On the Oscars, Leigh's Style, and Playing Vera

Oscar nominee Imelda Staunton accepted the award for Best Actress from the San Diego Film Critics Society at a ceremony held in San Diego's historic Balboa Park. Prior to picking up her well-deserved trophy, Staunton answered questions about "Vera Drake" and filmmaker Mike Leigh at a press conference attended by members of the San Diego media.

In person, Imelda Staunton is an attractive woman who looks nothing like her onscreen character, Vera Drake. Friendly, with a sharp wit and gracious to a fault, Staunton shared an insider's look at Mike Leigh's creative process and how the actors worked with the acclaimed filmmaker to breathe life into a simple family in 1950s England.

IMELDA STAUNTON PRESS CONFERENCE:

Where were you and what was your reaction to the Oscar news?
In London with Mike Leigh in the publicist’s office. We were having a Chinese take-away (laughing). It was wonderful. I mean really wonderful. For a film that is a difficult film, you know, to be in the race is remarkable. It’s great for an independent film to be up there. It was a real thrill.

Did you know when you read the script you had to do this project?
Well, with Mike Leigh there is no script. He never uses a script so the film was six months in preparation, which is improvising and creating these characters and huge amounts of research, and then three months filming it. Even when we started filming it I didn’t know how the film was going to end or anything, so it’s a voyage of discovery, to say the least.

You must have had great faith in your director.
Absolutely. But I mean, he’s got a bit of a track record so I didn’t think I was taking too much of a gamble on that one (laughing). So, yes. I’d never worked with him before so it was a first time for me and he doesn’t tell you what’s going to happen. I mean, he doesn’t tell you what the process is or how it’s going to work or, “This week we’re doing this. Next week we’re doing this.” You just go in every day and it’s like a theme park, in a way, of adventure because it is different every day.

How do you sustain a character if you don’t know what’s going to happen?
Because you have your character and that’s what you sustain, and he puts the story around that character. So by the time you’re filming, you’re very prepared and you know exactly what you’re doing because you’ve done it all in improvisations in the rehearsals. By the time you’re filming, you know what you’re doing although little changes happen and he really finely tunes everything. He absolutely knows what he is doing so you are in safe hands. I mean, there is an element of...I sort of compare it to imagining – not that I would ever do it – falling out of a plane with no parachute and there’s someone there going, “It’s absolutely fine. You’re fine.” And you go with it.

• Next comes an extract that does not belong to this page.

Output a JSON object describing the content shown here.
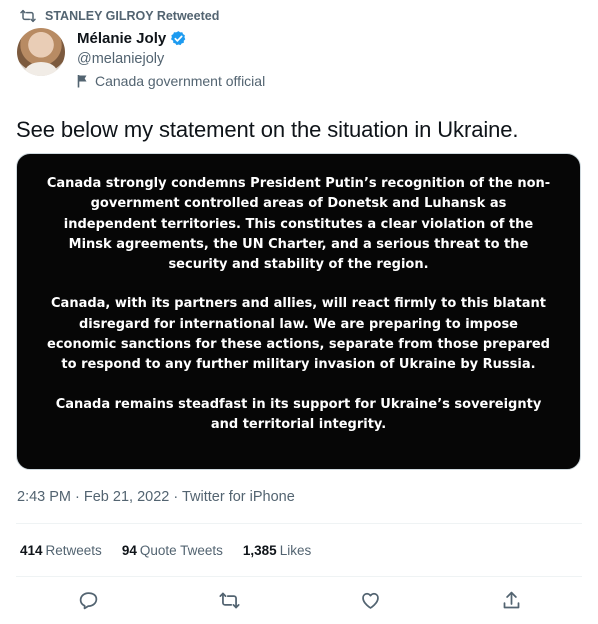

Was the entire cast on the set all of the time because you don’t know what’s happening next and who is involved?
No, not at all because your character only knows what your character would know. So I didn’t know there were any actors playing police. I didn’t know there were any police coming. I didn’t know anything like that, as the actors in the family didn’t know what Vera did. They only found that out at the very, very end of rehearsals before we started filming. They thought they were making a film about a happy family with a lot of tea (laughing).

Mike creates a situation in the rehearsal period so by the time you come to film it, you know what you’re doing. But there’s no script. You don’t write anything down. You’ve had the experience and you hold onto that. And it’s very easy to hold onto because it’s been happening almost for real.

If the actors don’t know the end until it happens in rehearsal, does that then change how you play the character after obtaining that knowledge?
Well, no, because in life we don’t know what’s going to happen in half an hour’s time. Whatever happens in half an hour, we have to deal with it in that moment. So when we started filming we had only rehearsed and improvised up to the point where she was alone in a cell. I didn’t know, I thought that that might be the end of the film. Then halfway through filming, he suggested that the natural thing to happen would be a court case, and would be a sentence. That’s what would have happened, so we started improvising that and creating that.